Başlıktaki “encam” sözcüğü artık pek kullanılmıyor. Farsçadan dilimize girmiş bir sözcük bu. Bir zamanlar girmişse de, epeydir çıkmış, demek daha doğru belki. Bu işin, bu gidişin sonu anlamına geliyor. Çürümüş düzenin sonu hiç parlak değil. Bunu söylemekte ne bir yenilik var, ne de hatta bir bilinmezi açığa çıkarma özelliği. Ama bir sakınca olduğu görülüyor, iki yanlı bir sakınca.

On beş yıl kadar önce de yazmıştım. Gelenek dergisinin Temmuz 2006 tarihli sayısında. Böyle doğrular, temelindeki nesnellikler değişmedikçe, ne eskir ne de geçerliliğini yitirir:

“Çürüme, emperyalizm aşamasında, kapitalist toplumun çıplak gözle görülebilir, gittikçe yaygınlık ve derinlik kazanan bir özelliği, belirtisi, çaresizliği durumuna gelmiştir. Onun kaçınılmaz yıkılışının hem habercisi hem de hızlandırıcısıdır. Bütün bunları yazıp söylemekte bir sakınca yok. Ancak, ölçüyü kaçırmamak koşuluyla. Birçok durumda olduğu gibi burada da ölçü, işin rengini değiştirecek, daha uygun bir anlatımla, özünü etkileyecek kadar önemlidir. Ölçünün ölçüsüzlüğe dönüşmesinin bir örneği şurada ortaya çıkıyor: Kapitalizmin ya da çağımızın kapitalizmi olan emperyalizmin olağanüstü boyutlardaki çürüme süreci, eninde sonunda ve kendi başına, onun çöküşüne yahut yıkılışına varacaktır. Bir bakıma, (…) çürümenin önü alınmazsa ve alınamadığına göre, ölüm kaçınılmazdır, denilmiş oluyor. Bunu söylemenin son derece sakıncalı olduğunu, hemen ve çok açık biçimde  vurgulamak zorundayız. Söylenmesi o kadar değil, sadece söyleyip geçmek çok büyük sakınca yaratmayabilir belki; ama bunun beklenmesi, insanlığın kurtuluş umudunun başlangıcı olan yıkılışı geciktireceği, hatta bekleyiş sürüp gittikçe imkânsızlaştıracağı için, gerçek anlamda bir felakettir. Çürümekte olanın yıkılması, ancak, çürümeden en az sorumlu iken ondan en büyük acıyı çekenlerin bilinçli, iradi çabasıyla mümkündür.

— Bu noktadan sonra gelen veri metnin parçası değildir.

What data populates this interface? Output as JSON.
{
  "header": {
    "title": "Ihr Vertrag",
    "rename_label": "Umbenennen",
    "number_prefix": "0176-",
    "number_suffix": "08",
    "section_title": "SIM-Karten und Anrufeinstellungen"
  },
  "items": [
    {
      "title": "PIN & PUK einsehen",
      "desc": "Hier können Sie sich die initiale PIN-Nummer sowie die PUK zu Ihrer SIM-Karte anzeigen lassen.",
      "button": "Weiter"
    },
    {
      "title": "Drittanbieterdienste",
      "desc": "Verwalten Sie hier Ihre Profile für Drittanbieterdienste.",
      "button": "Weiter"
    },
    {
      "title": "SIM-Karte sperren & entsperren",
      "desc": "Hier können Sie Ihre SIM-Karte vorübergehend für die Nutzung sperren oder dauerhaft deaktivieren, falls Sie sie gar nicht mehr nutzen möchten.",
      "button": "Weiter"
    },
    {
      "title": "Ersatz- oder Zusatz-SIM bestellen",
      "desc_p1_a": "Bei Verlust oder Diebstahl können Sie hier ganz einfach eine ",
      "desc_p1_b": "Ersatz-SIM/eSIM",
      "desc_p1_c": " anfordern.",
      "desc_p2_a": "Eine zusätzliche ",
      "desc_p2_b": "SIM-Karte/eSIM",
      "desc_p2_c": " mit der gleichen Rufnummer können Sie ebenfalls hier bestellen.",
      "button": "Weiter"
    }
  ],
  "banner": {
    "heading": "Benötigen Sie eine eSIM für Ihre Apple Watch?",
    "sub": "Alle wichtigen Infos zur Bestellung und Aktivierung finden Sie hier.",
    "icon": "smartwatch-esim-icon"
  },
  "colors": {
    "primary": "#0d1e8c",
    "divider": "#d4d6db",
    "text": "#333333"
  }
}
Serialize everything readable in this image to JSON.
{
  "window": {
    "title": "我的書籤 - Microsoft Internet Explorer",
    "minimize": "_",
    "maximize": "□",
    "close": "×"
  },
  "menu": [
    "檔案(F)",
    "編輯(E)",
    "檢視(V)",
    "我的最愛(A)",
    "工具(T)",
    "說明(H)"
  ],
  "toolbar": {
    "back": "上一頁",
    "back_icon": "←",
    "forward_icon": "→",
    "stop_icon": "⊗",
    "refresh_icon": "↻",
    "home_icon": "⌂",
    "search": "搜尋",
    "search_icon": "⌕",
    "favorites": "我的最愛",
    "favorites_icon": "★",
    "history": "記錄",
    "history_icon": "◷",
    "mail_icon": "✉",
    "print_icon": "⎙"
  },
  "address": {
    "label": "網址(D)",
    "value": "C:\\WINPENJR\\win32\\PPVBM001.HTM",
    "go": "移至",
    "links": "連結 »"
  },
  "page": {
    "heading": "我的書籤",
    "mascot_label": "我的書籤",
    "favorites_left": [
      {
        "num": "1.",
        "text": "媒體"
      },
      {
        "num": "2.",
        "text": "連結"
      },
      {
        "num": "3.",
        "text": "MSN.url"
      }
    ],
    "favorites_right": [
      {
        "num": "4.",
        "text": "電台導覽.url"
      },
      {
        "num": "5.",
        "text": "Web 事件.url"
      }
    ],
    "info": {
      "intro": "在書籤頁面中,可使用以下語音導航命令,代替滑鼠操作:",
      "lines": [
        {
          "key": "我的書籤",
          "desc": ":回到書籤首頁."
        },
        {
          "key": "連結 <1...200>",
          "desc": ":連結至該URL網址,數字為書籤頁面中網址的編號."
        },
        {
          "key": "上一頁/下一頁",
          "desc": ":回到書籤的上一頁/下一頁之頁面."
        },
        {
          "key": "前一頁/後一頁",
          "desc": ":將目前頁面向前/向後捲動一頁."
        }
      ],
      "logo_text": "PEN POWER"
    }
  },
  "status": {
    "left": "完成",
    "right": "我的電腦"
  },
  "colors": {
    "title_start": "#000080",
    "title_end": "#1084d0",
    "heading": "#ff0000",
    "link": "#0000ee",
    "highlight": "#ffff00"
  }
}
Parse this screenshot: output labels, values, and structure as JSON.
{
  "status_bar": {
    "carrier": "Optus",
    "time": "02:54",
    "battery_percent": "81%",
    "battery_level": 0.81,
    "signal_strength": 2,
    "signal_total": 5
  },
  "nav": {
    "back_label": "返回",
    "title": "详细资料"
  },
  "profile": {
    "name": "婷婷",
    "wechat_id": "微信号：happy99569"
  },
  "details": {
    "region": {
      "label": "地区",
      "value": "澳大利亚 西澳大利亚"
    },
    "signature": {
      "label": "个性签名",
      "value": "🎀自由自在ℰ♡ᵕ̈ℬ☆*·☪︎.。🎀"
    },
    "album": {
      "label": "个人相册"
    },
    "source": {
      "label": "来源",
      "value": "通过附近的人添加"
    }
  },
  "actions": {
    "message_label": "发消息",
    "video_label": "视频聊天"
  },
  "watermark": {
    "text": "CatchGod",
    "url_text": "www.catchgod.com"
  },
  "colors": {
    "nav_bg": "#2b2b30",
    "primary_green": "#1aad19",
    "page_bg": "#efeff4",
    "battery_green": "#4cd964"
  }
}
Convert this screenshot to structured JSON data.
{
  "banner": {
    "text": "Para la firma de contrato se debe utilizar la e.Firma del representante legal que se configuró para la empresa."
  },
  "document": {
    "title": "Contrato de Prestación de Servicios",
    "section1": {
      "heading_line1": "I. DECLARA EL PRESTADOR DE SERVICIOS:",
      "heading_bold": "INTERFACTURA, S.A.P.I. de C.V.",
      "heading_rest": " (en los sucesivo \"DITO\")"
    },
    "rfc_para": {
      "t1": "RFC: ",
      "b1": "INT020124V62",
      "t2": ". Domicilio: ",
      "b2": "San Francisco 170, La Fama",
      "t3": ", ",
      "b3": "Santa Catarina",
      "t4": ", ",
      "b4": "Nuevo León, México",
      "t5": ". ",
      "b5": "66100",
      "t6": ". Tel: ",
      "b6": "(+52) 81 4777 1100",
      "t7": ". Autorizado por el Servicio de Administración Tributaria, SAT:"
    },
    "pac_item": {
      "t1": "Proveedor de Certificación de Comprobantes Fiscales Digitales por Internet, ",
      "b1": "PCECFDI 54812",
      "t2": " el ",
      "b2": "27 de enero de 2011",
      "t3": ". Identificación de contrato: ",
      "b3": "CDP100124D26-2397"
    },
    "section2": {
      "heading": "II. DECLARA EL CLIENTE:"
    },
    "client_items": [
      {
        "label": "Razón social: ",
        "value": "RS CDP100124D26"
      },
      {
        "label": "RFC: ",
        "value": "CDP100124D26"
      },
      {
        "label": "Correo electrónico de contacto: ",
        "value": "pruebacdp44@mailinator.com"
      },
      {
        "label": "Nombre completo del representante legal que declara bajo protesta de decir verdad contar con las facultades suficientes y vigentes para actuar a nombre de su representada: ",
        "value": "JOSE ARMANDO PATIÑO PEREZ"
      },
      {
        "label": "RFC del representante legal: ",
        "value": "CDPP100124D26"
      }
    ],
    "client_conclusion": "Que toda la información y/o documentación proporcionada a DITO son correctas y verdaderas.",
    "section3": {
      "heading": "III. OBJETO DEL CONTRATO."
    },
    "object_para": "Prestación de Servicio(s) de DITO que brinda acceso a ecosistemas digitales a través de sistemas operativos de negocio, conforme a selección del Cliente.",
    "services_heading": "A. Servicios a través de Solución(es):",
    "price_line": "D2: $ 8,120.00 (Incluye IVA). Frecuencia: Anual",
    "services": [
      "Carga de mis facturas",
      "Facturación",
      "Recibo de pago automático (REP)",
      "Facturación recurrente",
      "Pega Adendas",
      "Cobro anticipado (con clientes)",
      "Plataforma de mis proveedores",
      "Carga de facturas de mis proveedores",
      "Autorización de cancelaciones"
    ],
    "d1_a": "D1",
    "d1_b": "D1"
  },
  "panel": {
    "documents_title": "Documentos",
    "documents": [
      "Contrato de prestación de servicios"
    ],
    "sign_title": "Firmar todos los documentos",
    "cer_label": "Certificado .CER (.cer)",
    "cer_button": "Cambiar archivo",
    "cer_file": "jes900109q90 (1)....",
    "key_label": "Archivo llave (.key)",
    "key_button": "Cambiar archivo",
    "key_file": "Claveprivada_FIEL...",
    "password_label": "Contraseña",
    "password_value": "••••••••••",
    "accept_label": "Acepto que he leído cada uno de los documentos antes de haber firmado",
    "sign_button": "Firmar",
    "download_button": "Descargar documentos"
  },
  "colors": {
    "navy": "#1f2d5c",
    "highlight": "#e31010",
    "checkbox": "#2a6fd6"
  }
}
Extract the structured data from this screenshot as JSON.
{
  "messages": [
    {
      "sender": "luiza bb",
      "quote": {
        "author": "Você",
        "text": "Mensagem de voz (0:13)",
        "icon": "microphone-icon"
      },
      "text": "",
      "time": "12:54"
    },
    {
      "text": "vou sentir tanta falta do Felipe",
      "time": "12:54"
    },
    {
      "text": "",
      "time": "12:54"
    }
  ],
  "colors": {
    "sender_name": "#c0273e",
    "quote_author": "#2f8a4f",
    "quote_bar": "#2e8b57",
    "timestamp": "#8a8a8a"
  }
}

Bununla da biraz ilgili sayılabilecek ikinci nokta ise şu: Buraya kadar çürüme sürecinin ya da olgusunun kapitalizmle ilgili olduğunu, ondan kaynaklandığını ve onun içinde gerçekleştiğini vurgulamış olduk. Bunun kapitalizmin yıkılışı açısından, bunu amaçlayanlar ve bu amaçları doğrultusunda mücadele edenler açısından bir kolaylaştırma etkisi yaratacağını, bu anlamda bir ‘avantaj’ oluşturacağını düşünmekte bir yanlışlık yok. Ama çürümenin sadece kolaylaştırıcı bir etkiye yol açtığını düşünmek doğru değil; çünkü, bu olgunun zorlaştırıcı etkisi de var. Zorluk şurada ortaya çıkıyor: Çürüme ve uzantıları, son derece bulaşıcı bir özellik gösteriyor; emperyalizmin kendisi kadar yayılmacı bir eğilim içinde bulunuyor. O kadar ki, bu bulaşma ve yayılma, deyiş uygunsa, ‘yapı’nın dost öğelerine yönelmekle kalmıyor, düşman öğeleri de etkiliyor. Sadece bir ayağı çukurda olanlar değil, ünlü benzetmeyle, “mezar kazıcılar” da, kimileyin değişik biçim ve ölçülerde, kimileyin tam da ötekiler gibi, çürümeye maruz kalıyorlar.”